Summary: Justice after 33 years for family of forcibly disappeared anti-apartheid activist
Johannesburg, 8 February 2016: after 33 years, the South Africa National Prosecuting Authority (NPA) has announced that it will charge four former security policemen with the murder and kidnapping of anti-apartheid activist Nokuthula Simelane. This will be the first prosecution of apartheid-era perpetrators since 2007.
Nokuthula Simelane was abducted, tortured and forcibly disappeared by members of the Security Branch of the former South African Police in 1983. She was a 23-year-old university graduate who was a courier for Umkhonto we Sizwe, the armed wing of the African National Congress, moving between Swaziland and South Africa. Her remains have never been found. Her family has been denied the right to bury their daughter and has been pursuing justice with assistance from SRT grantee the Southern Africa Litigation Centre.
In 1996 a police docket was opened on the case. In 2001 the Amnesty Committee of the Truth and Reconciliation Commission granted some of the perpetrators amnesty for Nokuthula’s abduction. None of the perpetrators applied for amnesty for her murder. Years of negotiations and correspondence with the NPA yielded no official action. Pleas for an inquest were denied and requests to institute criminal proceedings against the suspects who did not apply for amnesty were refused.

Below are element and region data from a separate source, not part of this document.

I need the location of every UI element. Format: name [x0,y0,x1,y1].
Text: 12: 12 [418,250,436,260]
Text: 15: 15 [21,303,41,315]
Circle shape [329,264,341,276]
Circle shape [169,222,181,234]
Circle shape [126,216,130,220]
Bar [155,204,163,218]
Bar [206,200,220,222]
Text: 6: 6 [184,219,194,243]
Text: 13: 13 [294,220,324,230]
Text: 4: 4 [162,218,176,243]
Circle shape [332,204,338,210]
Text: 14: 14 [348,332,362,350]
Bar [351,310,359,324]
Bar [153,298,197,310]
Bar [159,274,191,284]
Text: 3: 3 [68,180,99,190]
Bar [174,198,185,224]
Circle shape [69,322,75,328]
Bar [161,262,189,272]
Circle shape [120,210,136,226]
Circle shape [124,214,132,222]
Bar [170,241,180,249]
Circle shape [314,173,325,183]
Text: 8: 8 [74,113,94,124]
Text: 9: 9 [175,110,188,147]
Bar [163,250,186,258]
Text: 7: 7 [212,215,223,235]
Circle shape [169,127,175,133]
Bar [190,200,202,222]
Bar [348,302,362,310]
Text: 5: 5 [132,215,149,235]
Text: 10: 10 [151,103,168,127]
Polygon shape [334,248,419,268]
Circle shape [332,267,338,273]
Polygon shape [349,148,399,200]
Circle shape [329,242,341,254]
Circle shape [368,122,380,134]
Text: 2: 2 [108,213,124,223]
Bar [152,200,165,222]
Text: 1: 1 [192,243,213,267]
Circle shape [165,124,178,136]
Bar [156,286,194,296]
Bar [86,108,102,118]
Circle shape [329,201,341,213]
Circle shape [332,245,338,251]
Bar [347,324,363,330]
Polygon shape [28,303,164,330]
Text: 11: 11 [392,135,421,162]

Left with no alternative, the family filed papers before the High Court in May 2015, seeking to compel the National Director of Public Prosecution (NDPP) to make a decision with regards to prosecution. Despite having filed a notice to oppose the case, the NDPP brought the family to the negotiating table and decided to prosecute four of the suspected perpetrators for the murder and kidnapping of Nokuthula. Angela Mudukuti, International Criminal Justice Lawyer at the Southern Africa Litigation Centre, commended the NDPP for “a bold step, one that his predecessors were either unwilling or unable to take”; however she added that “no one should have to wait for 33 years before justice is done”.